2018.10.30 [Event Reports]
Siren’s Call Press Conference: An Escape from Istanbul’s Increasingly Concrete Jungle

Siren’s Call

©2018 TIFF

 
An Escape from Istanbul’s Increasingly Concrete Jungle
 
Director Ramin Matin, lead actor Deniz Celiloglu, actress Ezgi Celik, and producer Emine Yildirim were on hand to field questions from the press on October 30, following the world premiere of their social satire, Siren’s Call, playing in the 31st TIFF Competition section.
 
In the film, Celiloglu plays Tahsin, a put-upon architect working in Istanbul, frustrated that the skyscrapers he is helping to build are robbing him of peace of mind. One day, he rendezvouses with Siren (Celik), an old female friend who left an advertising job to live on the southern coast of Turkey and farm organic produce. Lured by her call to start a new life, Tahsin abruptly quits his job and attempts to head to her village with the small amount of cash in his pocket. But the voyage to paradise is not so easy, as Tahsin is amusingly blocked at every turn from leaving the congested city. While attempting to escape his urban prison, Tahsin finds himself lost within Istanbul’s gentrifying neighborhoods and on the run from its angry inhabitants.
 
Showing his film for the first time in a similar concrete jungle (Tokyo), Matin remarked: “There is a common element to all big cities around the world, and we wanted to explore that, but we also wanted to make a film that shows our daily life in the big city of Istanbul.
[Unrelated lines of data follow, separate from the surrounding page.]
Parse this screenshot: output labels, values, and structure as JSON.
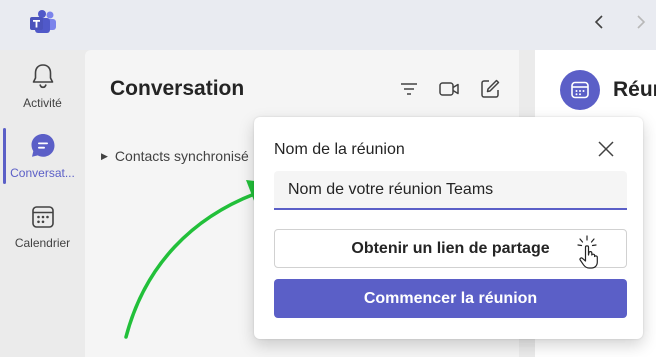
{
  "colors": {
    "accent": "#5b5fc7",
    "arrow": "#22c03a"
  },
  "titlebar": {
    "logo_icon": "teams-logo",
    "back_icon": "chevron-left-icon",
    "forward_icon": "chevron-right-icon"
  },
  "rail": {
    "items": [
      {
        "label": "Activité",
        "icon": "bell-icon"
      },
      {
        "label": "Conversat...",
        "icon": "chat-icon",
        "active": true
      },
      {
        "label": "Calendrier",
        "icon": "calendar-icon"
      }
    ]
  },
  "chatlist": {
    "title": "Conversation",
    "contacts_label": "Contacts synchronisé"
  },
  "rightpane": {
    "title": "Réun"
  },
  "dialog": {
    "title": "Nom de la réunion",
    "name_value": "Nom de votre réunion Teams",
    "share_label": "Obtenir un lien de partage",
    "start_label": "Commencer la réunion"
  }
}
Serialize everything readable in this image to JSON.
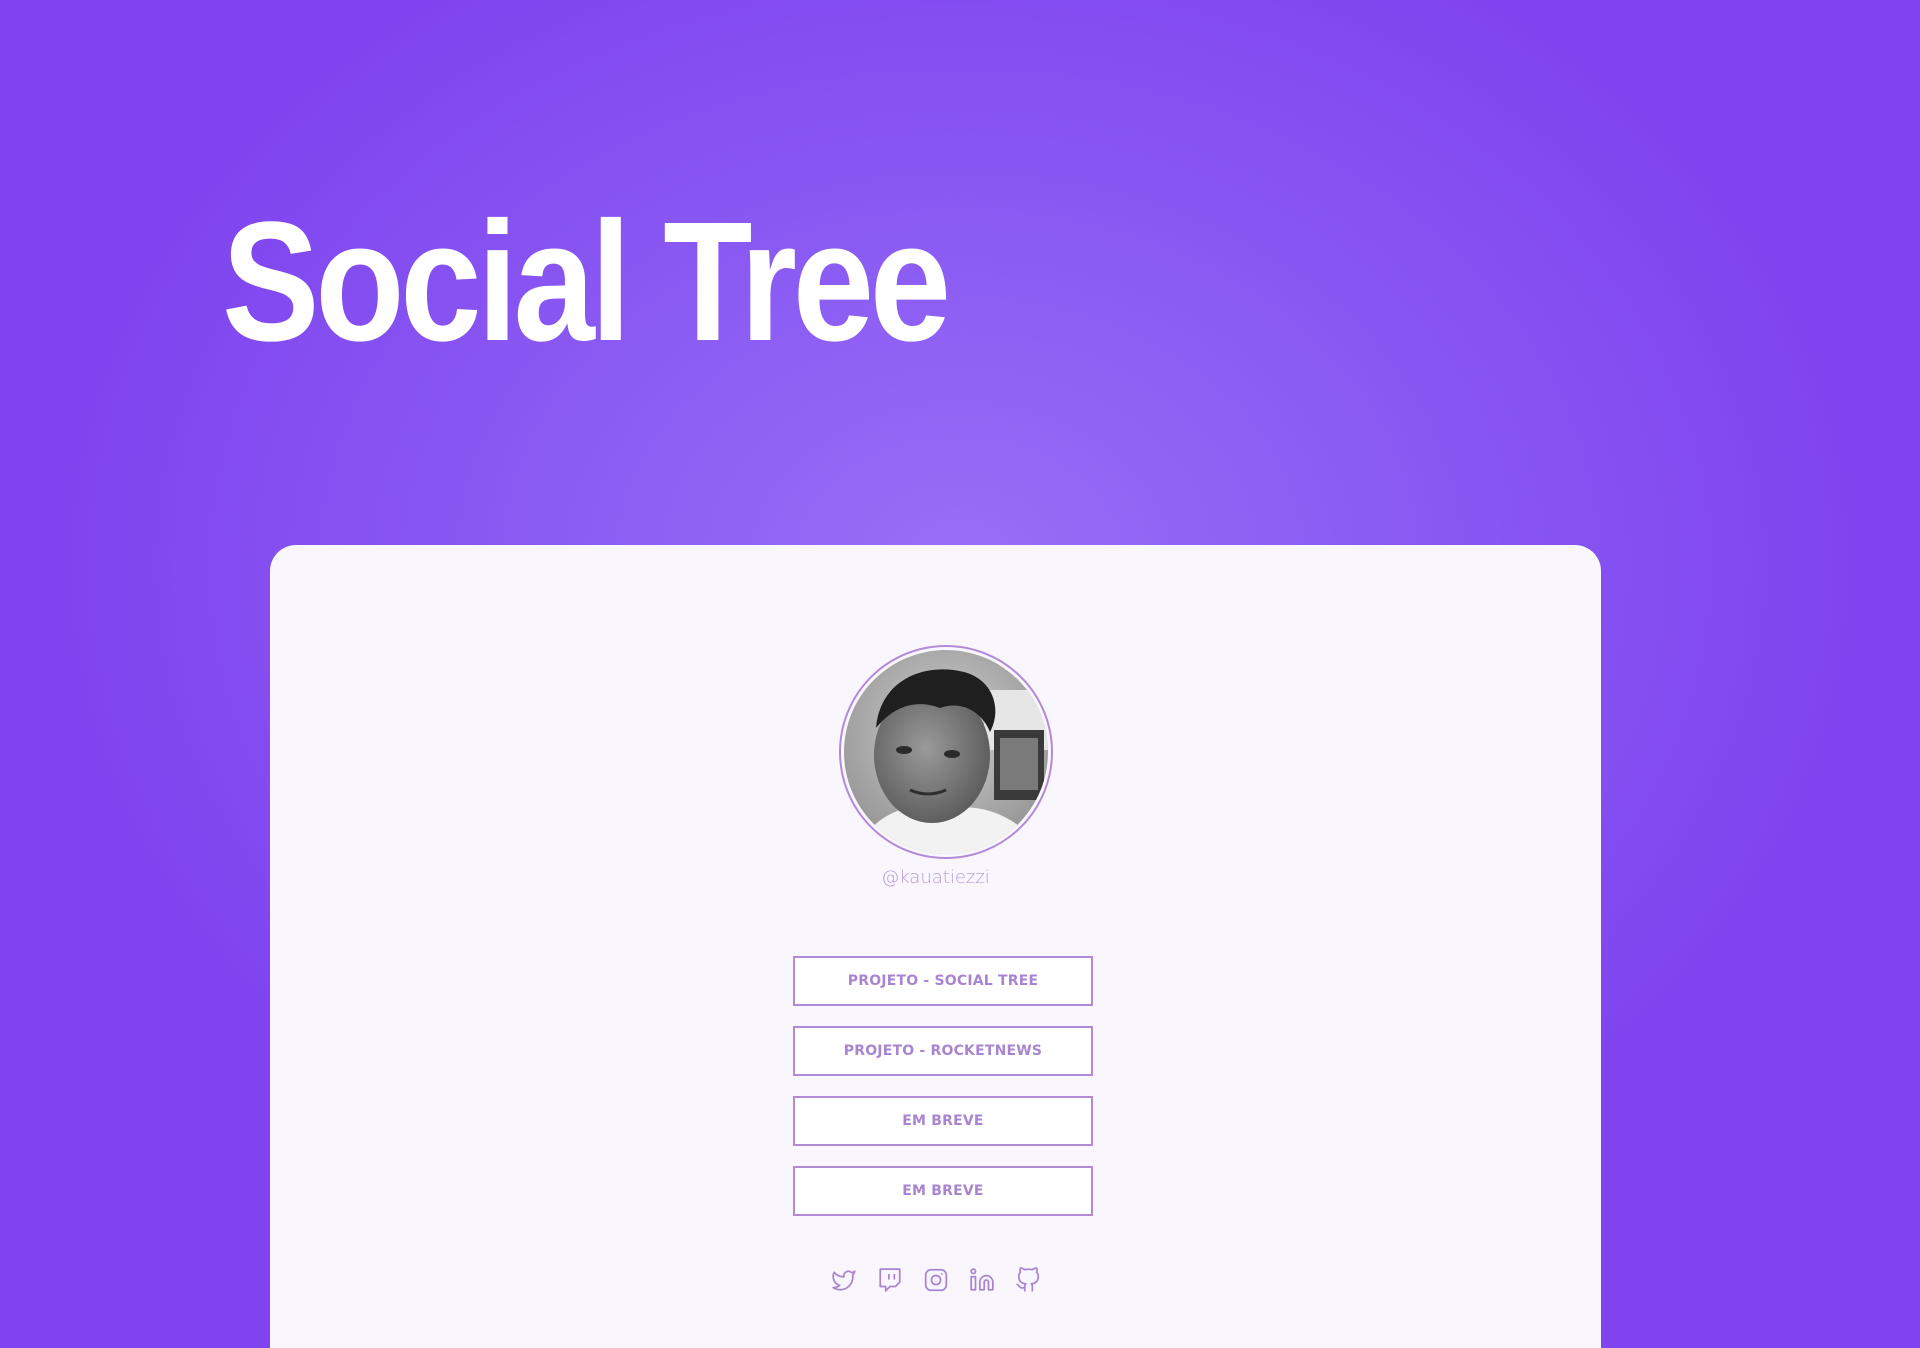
{
  "page": {
    "title": "Social Tree"
  },
  "profile": {
    "username": "@kauatiezzi",
    "avatar_alt": "profile photo"
  },
  "links": [
    {
      "label": "PROJETO - SOCIAL TREE"
    },
    {
      "label": "PROJETO - ROCKETNEWS"
    },
    {
      "label": "EM BREVE"
    },
    {
      "label": "EM BREVE"
    }
  ],
  "socials": [
    {
      "icon": "twitter-icon"
    },
    {
      "icon": "twitch-icon"
    },
    {
      "icon": "instagram-icon"
    },
    {
      "icon": "linkedin-icon"
    },
    {
      "icon": "github-icon"
    }
  ],
  "colors": {
    "background": "#8b5cf3",
    "card": "#f9f6fd",
    "accent": "#b18ad8",
    "button_text": "#a985d1",
    "title": "#ffffff"
  }
}
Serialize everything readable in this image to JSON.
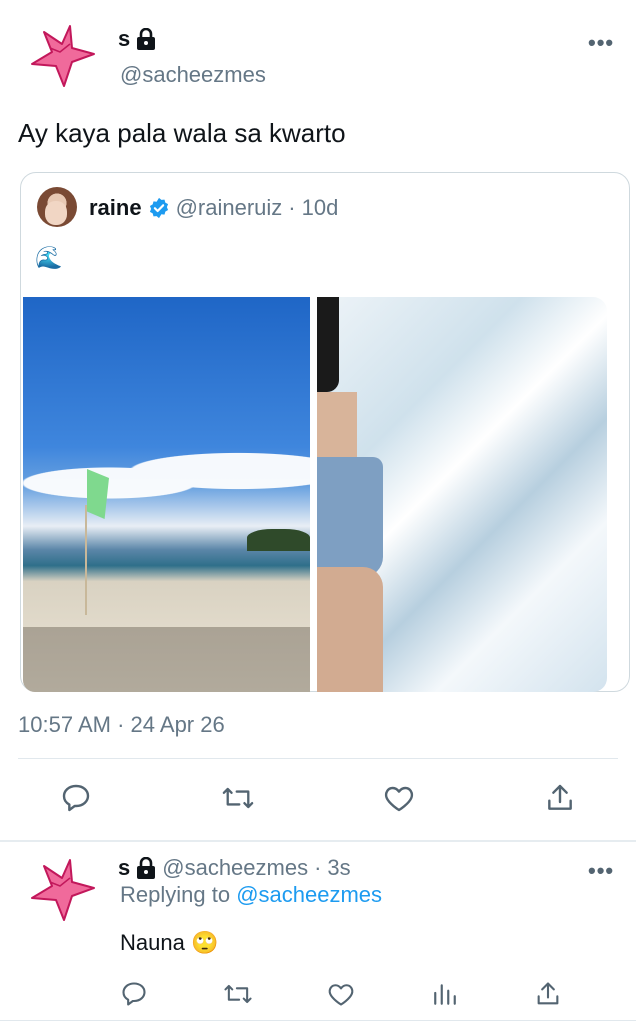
{
  "main_tweet": {
    "display_name": "s",
    "handle": "@sacheezmes",
    "text": "Ay kaya pala wala sa kwarto",
    "timestamp": "10:57 AM",
    "date": "24 Apr 26",
    "more_label": "•••"
  },
  "quoted_tweet": {
    "display_name": "raine",
    "handle": "@raineruiz",
    "separator": "·",
    "age": "10d",
    "text": "🌊",
    "photos": [
      "beach-shore-photo",
      "ocean-foam-photo"
    ]
  },
  "reply": {
    "display_name": "s",
    "handle": "@sacheezmes",
    "separator": "·",
    "age": "3s",
    "replying_to_label": "Replying to",
    "replying_to_handle": "@sacheezmes",
    "text": "Nauna",
    "emoji": "🙄",
    "more_label": "•••"
  },
  "colors": {
    "accent": "#1d9bf0",
    "muted": "#657786",
    "star_fill": "#f06a9b",
    "star_stroke": "#c2185b"
  }
}
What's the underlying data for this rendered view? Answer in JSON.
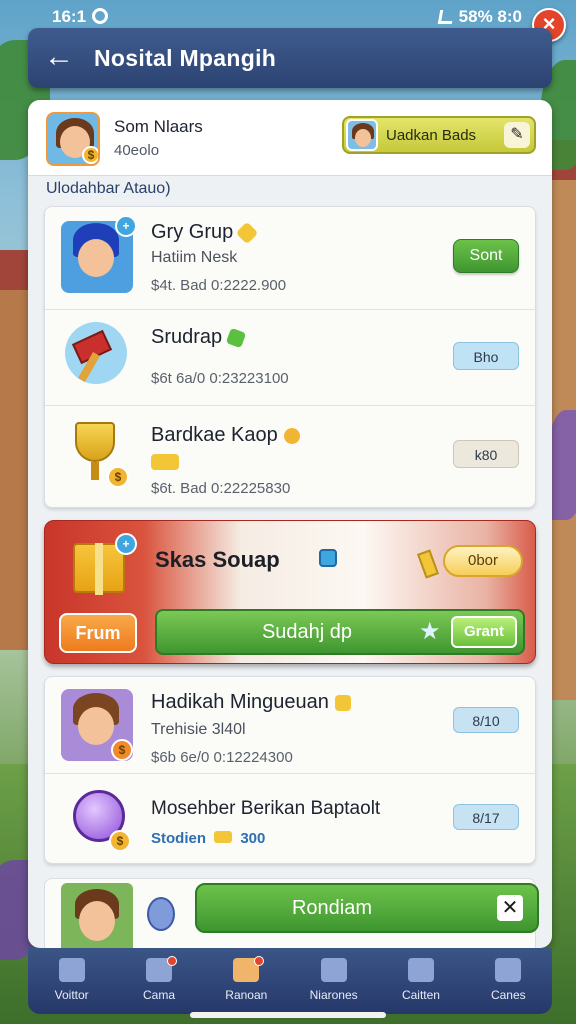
{
  "status_bar": {
    "time": "16:1",
    "right_text": "58% 8:0"
  },
  "header": {
    "title": "Nosital Mpangih"
  },
  "profile": {
    "name": "Som Nlaars",
    "subtitle": "40eolo",
    "pill_label": "Uadkan Bads"
  },
  "section_label": "Ulodahbar Atauo)",
  "list_one": [
    {
      "title": "Gry Grup",
      "subtitle": "Hatiim Nesk",
      "meta": "$4t. Bad 0:2222.900",
      "action": "Sont",
      "action_style": "button"
    },
    {
      "title": "Srudrap",
      "subtitle": "",
      "meta": "$6t 6a/0 0:23223100",
      "action": "Bho",
      "action_style": "chip-blue"
    },
    {
      "title": "Bardkae Kaop",
      "subtitle": "",
      "meta": "$6t. Bad 0:22225830",
      "action": "k80",
      "action_style": "chip-gray"
    }
  ],
  "promo": {
    "title": "Skas Souap",
    "offer_label": "0bor",
    "trade_label": "Frum",
    "bar_label": "Sudahj dp",
    "grant_label": "Grant"
  },
  "list_two": [
    {
      "title": "Hadikah Mingueuan",
      "subtitle": "Trehisie 3l40l",
      "meta": "$6b 6e/0 0:12224300",
      "action": "8/10",
      "action_style": "chip-blue"
    },
    {
      "title": "Mosehber Berikan Baptaolt",
      "subtitle": "",
      "meta": "Stodien",
      "meta_value": "300",
      "action": "8/17",
      "action_style": "chip-blue"
    }
  ],
  "banner": {
    "redeem_label": "Rondiam"
  },
  "bottom_nav": [
    {
      "label": "Voittor",
      "active": false,
      "dot": false
    },
    {
      "label": "Cama",
      "active": false,
      "dot": true
    },
    {
      "label": "Ranoan",
      "active": true,
      "dot": true
    },
    {
      "label": "Niarones",
      "active": false,
      "dot": false
    },
    {
      "label": "Caitten",
      "active": false,
      "dot": false
    },
    {
      "label": "Canes",
      "active": false,
      "dot": false
    }
  ],
  "colors": {
    "header": "#2c4372",
    "accent_green": "#3f9630",
    "promo_red": "#c9352a",
    "offer_gold": "#f6cf5a",
    "close_red": "#e2452b"
  },
  "icons": [
    "back-arrow-icon",
    "close-icon",
    "edit-pencil-icon",
    "star-icon",
    "gift-icon",
    "x-icon"
  ]
}
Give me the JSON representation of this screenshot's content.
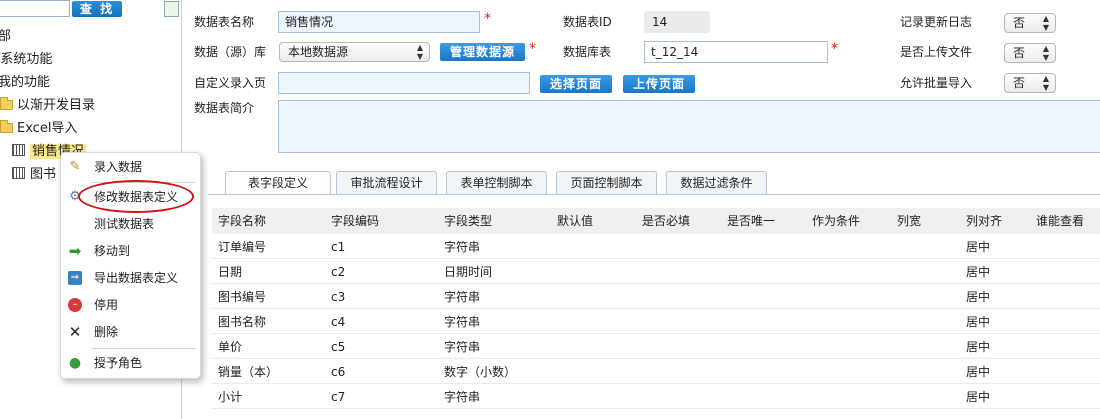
{
  "sidebar": {
    "search_placeholder": "",
    "search_button": "查 找",
    "nodes": [
      "部",
      "/系统功能",
      "我的功能",
      "以渐开发目录",
      "Excel导入",
      "销售情况",
      "图书"
    ]
  },
  "context_menu": {
    "items": [
      "录入数据",
      "修改数据表定义",
      "测试数据表",
      "移动到",
      "导出数据表定义",
      "停用",
      "删除",
      "授予角色"
    ]
  },
  "form": {
    "table_name_label": "数据表名称",
    "table_name_value": "销售情况",
    "table_id_label": "数据表ID",
    "table_id_value": "14",
    "log_label": "记录更新日志",
    "log_value": "否",
    "datasource_label": "数据（源）库",
    "datasource_value": "本地数据源",
    "manage_ds_button": "管理数据源",
    "db_table_label": "数据库表",
    "db_table_value": "t_12_14",
    "upload_file_label": "是否上传文件",
    "upload_file_value": "否",
    "custom_page_label": "自定义录入页",
    "custom_page_value": "",
    "select_page_button": "选择页面",
    "upload_page_button": "上传页面",
    "batch_import_label": "允许批量导入",
    "batch_import_value": "否",
    "desc_label": "数据表简介",
    "desc_value": "",
    "required_mark": "*"
  },
  "tabs": [
    "表字段定义",
    "审批流程设计",
    "表单控制脚本",
    "页面控制脚本",
    "数据过滤条件"
  ],
  "grid": {
    "columns": [
      "字段名称",
      "字段编码",
      "字段类型",
      "默认值",
      "是否必填",
      "是否唯一",
      "作为条件",
      "列宽",
      "列对齐",
      "谁能查看"
    ],
    "rows": [
      {
        "name": "订单编号",
        "code": "c1",
        "type": "字符串",
        "align": "居中"
      },
      {
        "name": "日期",
        "code": "c2",
        "type": "日期时间",
        "align": "居中"
      },
      {
        "name": "图书编号",
        "code": "c3",
        "type": "字符串",
        "align": "居中"
      },
      {
        "name": "图书名称",
        "code": "c4",
        "type": "字符串",
        "align": "居中"
      },
      {
        "name": "单价",
        "code": "c5",
        "type": "字符串",
        "align": "居中"
      },
      {
        "name": "销量（本）",
        "code": "c6",
        "type": "数字（小数）",
        "align": "居中"
      },
      {
        "name": "小计",
        "code": "c7",
        "type": "字符串",
        "align": "居中"
      }
    ]
  }
}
Escaping the city is a common thing to talk about today, and we wanted to see if it would really work.”
 
Siren’s Call was well into pre-production in 2016 when the failed coup attempt in Turkey postponed shooting for a year. “But when we finally ended up shooting last year, we had a very good energy on set and had a lot of love for each other,” said Yildirim.
 
Matin and his crew strived to capture the raw character of the city’s neighborhoods on a miniscule budget, largely working in a guerilla style of shooting on the streets when no one was watching. “It was a bit crazy,” recalled Matin, “working with these small cameras going in and out of anywhere we could without being caught.”
 
The cameras follow Tahsin through traffic and alleyways, cafés and barbershops. One such scene involves Tahsin attempting to head to the airport by hopping into and out of crowded buses. “We didn’t hire extras on the bus,” explained Matin. “We had crew members create a buffer around the cast so they wouldn’t look directly into the camera, but the rest of the crowd were real commuters.”
 
The film’s sound design also perfectly captures the din of the modern metropolis. Every scene is filled with the sounds of running car engines, blaring horns, ringing phones and the seemingly never-ending noise of urban construction, a point that the film is most critical of in its many wide-angle shots of metal behemoths that envelope the lost Tahsin. “We do not need all these buildings; they are being created to boost the economy,” said Matin. “The construction is creating a bubble and it has come crashing down. There are reports that there are 1.5 million empty apartments. What’s more, it’s being done without any plan for the city or consideration for the people who live there, but just to throw money around.”
 
Celiloglu’s Tahsin is a mix of the pathetic and ridiculous, running around the city in a suit asking street vendors and hoodlums for taxi fare to the tune of Mozart’s Turkish March (or, as Matin explains, “The original title, Rondo Alla Turca, which means to ‘go in circles, Turkish-style,’ which is exactly what Tahsin is doing throughout the film”). But Tahsin is also recognizable, as he could stand in for many of us harried city slickers. “This role was very similar to my experience living in the city, and the spirit of the character was not difficult for me to catch,” explained Celiloglu. “What was difficult was to make the character sympathetic despite his being a loser. The audience shouldn’t completely reject the character of Tahsin, and this was the challenge in portraying him.”
 
Tahsin eventually makes his way to country, but finds that life is less idyllic than imagined. Celik’s Siren is also not the advocate of simple living that she initially appears to be. “A lot of people want to leave the city, and I used to encounter this in others and feel this myself all the time,” said Celik. “What is different about Siren is she accomplishes this, she actually leaves. But even if we manage to leave, we cannot leave ourselves, and the new place we build is based on our old mentality and beliefs. Siren, to me, is the most down-to-earth character in the film.”
 
Celiloglu, Celik, and Matin all agreed that they couldn’t part from the city just yet, but all had issues with urban living. “With a city like Istanbul, I often don’t feel like even leaving the house, because it is so chaotic,” said Matin.